I have never been to Afghanistan. In that I am like most Americans -- and virtually all Americans who are not part of the military (or contractors etc).
Therefore when I hear and read reports about how things are going there, I have no first-hand grounds for judgment. This is hardly an Afghan-specific problem -- the world is too big for any of us to know more than a tiny sampling. Most of us have never been to Darfur, worked on a deep-sea oil rig, been part of the Iranian resistance, lived in North Korea, etc, just to mention several other topics now in the news. But we're expected to support, oppose, or at least acquiesce to policies on those topics.
At one level this is a reminder of the importance of journalism (of traditional and new-media varieties); usually, that's the only way we know anything about situations beyond our immediate experience. It also raises questions about how we know what we "know" about the world. Yes, yes, I realize that much of the electorate "knows" things mainly by tribal loyalty, resentment, party-line-ism, etc. But if you really wanted to make up your mind about things you haven't experienced, how would you do it?
This long-term question is on my mind now because of a column in the New Statesman by William Dalrymple. It argues that the U.S./NATO military effort in Afghanistan is doomed.
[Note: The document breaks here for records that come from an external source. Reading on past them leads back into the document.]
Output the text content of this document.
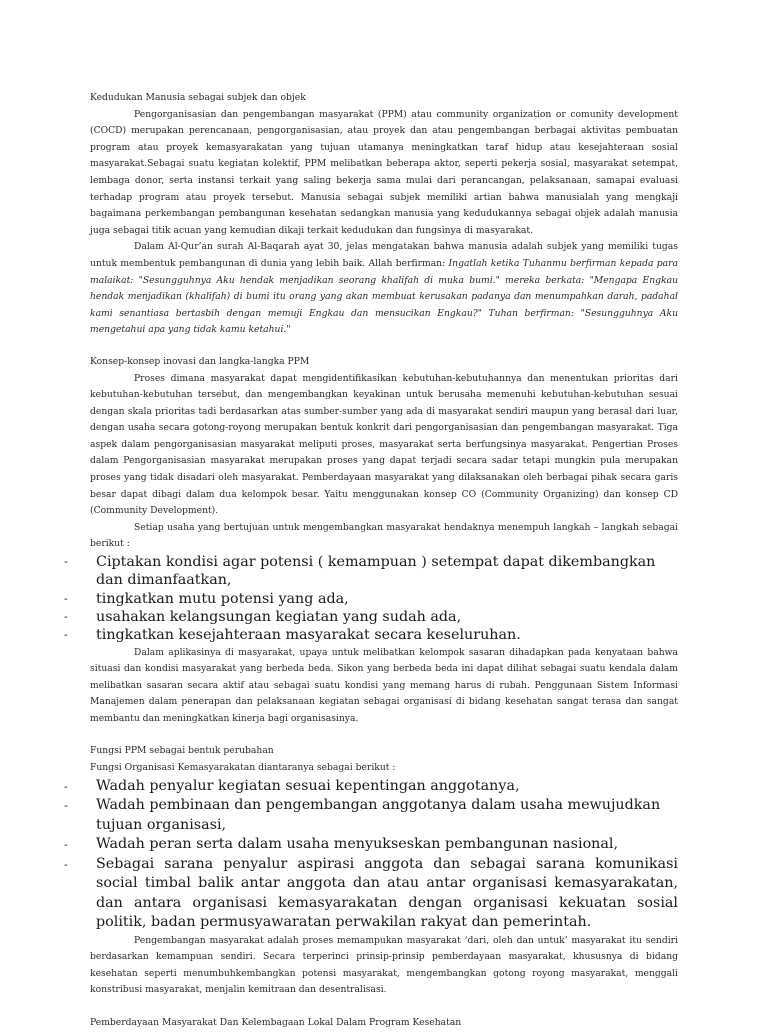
Kedudukan Manusia sebagai subjek dan objek

Pengorganisasian dan pengembangan masyarakat (PPM) atau community organization or comunity development (COCD) merupakan perencanaan, pengorganisasian, atau proyek dan atau pengembangan berbagai aktivitas pembuatan program atau proyek kemasyarakatan yang tujuan utamanya meningkatkan taraf hidup atau kesejahteraan sosial masyarakat.Sebagai suatu kegiatan kolektif, PPM melibatkan beberapa aktor, seperti pekerja sosial, masyarakat setempat, lembaga donor, serta instansi terkait yang saling bekerja sama mulai dari perancangan, pelaksanaan, samapai evaluasi terhadap program atau proyek tersebut. Manusia sebagai subjek memiliki artian bahwa manusialah yang mengkaji bagaimana perkembangan pembangunan kesehatan sedangkan manusia yang kedudukannya sebagai objek adalah manusia juga sebagai titik acuan yang kemudian dikaji terkait kedudukan dan fungsinya di masyarakat.

Dalam Al-Qur’an surah Al-Baqarah ayat 30, jelas mengatakan bahwa manusia adalah subjek yang memiliki tugas untuk membentuk pembangunan di dunia yang lebih baik. Allah berfirman: Ingatlah ketika Tuhanmu berfirman kepada para malaikat: "Sesungguhnya Aku hendak menjadikan seorang khalifah di muka bumi." mereka berkata: "Mengapa Engkau hendak menjadikan (khalifah) di bumi itu orang yang akan membuat kerusakan padanya dan menumpahkan darah, padahal kami senantiasa bertasbih dengan memuji Engkau dan mensucikan Engkau?" Tuhan berfirman: "Sesungguhnya Aku mengetahui apa yang tidak kamu ketahui."

Konsep-konsep inovasi dan langka-langka PPM

Proses dimana masyarakat dapat mengidentifikasikan kebutuhan-kebutuhannya dan menentukan prioritas dari kebutuhan-kebutuhan tersebut, dan mengembangkan keyakinan untuk berusaha memenuhi kebutuhan-kebutuhan sesuai dengan skala prioritas tadi berdasarkan atas sumber-sumber yang ada di masyarakat sendiri maupun yang berasal dari luar, dengan usaha secara gotong-royong merupakan bentuk konkrit dari pengorganisasian dan pengembangan masyarakat. Tiga aspek dalam pengorganisasian masyarakat meliputi proses, masyarakat serta berfungsinya masyarakat. Pengertian Proses dalam Pengorganisasian masyarakat merupakan proses yang dapat terjadi secara sadar tetapi mungkin pula merupakan proses yang tidak disadari oleh masyarakat. Pemberdayaan masyarakat yang dilaksanakan oleh berbagai pihak secara garis besar dapat dibagi dalam dua kelompok besar. Yaitu menggunakan konsep CO (Community Organizing) dan konsep CD (Community Development).

Setiap usaha yang bertujuan untuk mengembangkan masyarakat hendaknya menempuh langkah – langkah sebagai berikut :

- Ciptakan kondisi agar potensi ( kemampuan ) setempat dapat dikembangkan dan dimanfaatkan,
- tingkatkan mutu potensi yang ada,
- usahakan kelangsungan kegiatan yang sudah ada,
- tingkatkan kesejahteraan masyarakat secara keseluruhan.

Dalam aplikasinya di masyarakat, upaya untuk melibatkan kelompok sasaran dihadapkan pada kenyataan bahwa situasi dan kondisi masyarakat yang berbeda beda. Sikon yang berbeda beda ini dapat dilihat sebagai suatu kendala dalam melibatkan sasaran secara aktif atau sebagai suatu kondisi yang memang harus di rubah. Penggunaan Sistem Informasi Manajemen dalam penerapan dan pelaksanaan kegiatan sebagai organisasi di bidang kesehatan sangat terasa dan sangat membantu dan meningkatkan kinerja bagi organisasinya.

Fungsi PPM sebagai bentuk perubahan

Fungsi Organisasi Kemasyarakatan diantaranya sebagai berikut :

- Wadah penyalur kegiatan sesuai kepentingan anggotanya,
- Wadah pembinaan dan pengembangan anggotanya dalam usaha mewujudkan tujuan organisasi,
- Wadah peran serta dalam usaha menyukseskan pembangunan nasional,
- Sebagai sarana penyalur aspirasi anggota dan sebagai sarana komunikasi social timbal balik antar anggota dan atau antar organisasi kemasyarakatan, dan antara organisasi kemasyarakatan dengan organisasi kekuatan sosial politik, badan permusyawaratan perwakilan rakyat dan pemerintah.

Pengembangan masyarakat adalah proses memampukan masyarakat ‘dari, oleh dan untuk’ masyarakat itu sendiri berdasarkan kemampuan sendiri. Secara terperinci prinsip-prinsip pemberdayaan masyarakat, khususnya di bidang kesehatan seperti menumbuhkembangkan potensi masyarakat, mengembangkan gotong royong masyarakat, menggali konstribusi masyarakat, menjalin kemitraan dan desentralisasi.

Pemberdayaan Masyarakat Dan Kelembagaan Lokal Dalam Program Kesehatan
Since I can't judge first-hand its assessment of conditions there, I compare its outlook to what I have seen in other parts of the world, and the predictions I've seen proved true or false about similar efforts over the decades. And based on what I know about the rest of the world, I'm inclined to believe reports like this. Which is why I opposed the expansion of efforts in Afghanistan last year and think the U.S. must concentrate on curtailing its exposure now. Part of what Dalrymple says:
After the jirga was over, one of the tribal elders came over and we chatted for a while over a glass of green tea. "Last month," he said, "some American officers called us to a hotel in Jalalabad for a meeting. One of them asked me, 'Why do you hate us?' I replied, 'Because you blow down our doors, enter our houses, pull our women by the hair and kick our children. We cannot accept this. We will fight back, and we will break your teeth, and when your teeth are broken you will leave, just as the British left before you. It is just a matter of time.'"
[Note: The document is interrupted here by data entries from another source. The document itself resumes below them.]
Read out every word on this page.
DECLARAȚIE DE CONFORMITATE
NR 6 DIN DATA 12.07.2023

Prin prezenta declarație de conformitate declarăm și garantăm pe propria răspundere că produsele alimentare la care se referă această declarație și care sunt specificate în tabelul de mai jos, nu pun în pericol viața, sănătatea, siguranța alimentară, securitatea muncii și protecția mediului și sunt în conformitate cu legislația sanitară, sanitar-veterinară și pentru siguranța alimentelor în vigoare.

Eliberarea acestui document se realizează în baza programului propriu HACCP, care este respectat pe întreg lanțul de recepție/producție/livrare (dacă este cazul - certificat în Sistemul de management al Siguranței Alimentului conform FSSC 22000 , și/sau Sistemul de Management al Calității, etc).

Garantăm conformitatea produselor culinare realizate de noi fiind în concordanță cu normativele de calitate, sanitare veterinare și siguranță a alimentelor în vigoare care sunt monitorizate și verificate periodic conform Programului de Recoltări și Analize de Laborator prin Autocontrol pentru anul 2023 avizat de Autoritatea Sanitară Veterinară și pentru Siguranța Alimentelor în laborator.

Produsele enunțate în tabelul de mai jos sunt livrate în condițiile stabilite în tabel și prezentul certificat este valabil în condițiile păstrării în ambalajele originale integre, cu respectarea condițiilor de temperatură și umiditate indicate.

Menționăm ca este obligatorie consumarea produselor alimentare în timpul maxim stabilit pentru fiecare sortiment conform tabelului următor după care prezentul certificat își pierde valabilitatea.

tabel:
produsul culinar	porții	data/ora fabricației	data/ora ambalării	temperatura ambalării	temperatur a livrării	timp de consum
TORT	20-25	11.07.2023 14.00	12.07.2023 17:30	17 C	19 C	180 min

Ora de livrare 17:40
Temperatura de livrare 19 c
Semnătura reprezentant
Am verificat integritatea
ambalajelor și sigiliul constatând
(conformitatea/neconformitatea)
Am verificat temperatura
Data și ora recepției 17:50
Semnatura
What did he say to that? "He turned to his friend and said, 'If the old men are like this, what will the younger ones be like?' In truth, all the Americans here know that their game is over. It is just their politicians who deny this."...
Now as [for the Brits in the 1840s], the problem is not hatred of the west, so much as a dislike of foreign troops swaggering around and making themselves odious to the very people they are meant to be helping. On the return journey, as we crawled back up the passes towards Kabul, we got stuck behind a US military convoy of eight Humvees and two armoured personnel carriers in full camouflage, all travelling at less than 20 miles per hour. Despite the slow speed, the troops refused to let any Afghan drivers overtake them, for fear of suicide bombers, and they fired warning shots at any who attempted to do so. By the time we reached the top of the pass two hours later, there were 300 cars and trucks backed up behind the convoy, each one full of Afghans furious at being ordered around in their own country by a group of foreigners. Every day, small incidents of arrogance and insensitivity such as this make the anger grow.
For the record: Yes, I have argued the U.S. should have borne down much harder in Afghanistan in 2002, rather than switching to Iraq. Like so much from that era, that's a permanently lost opportunity. Things are different now.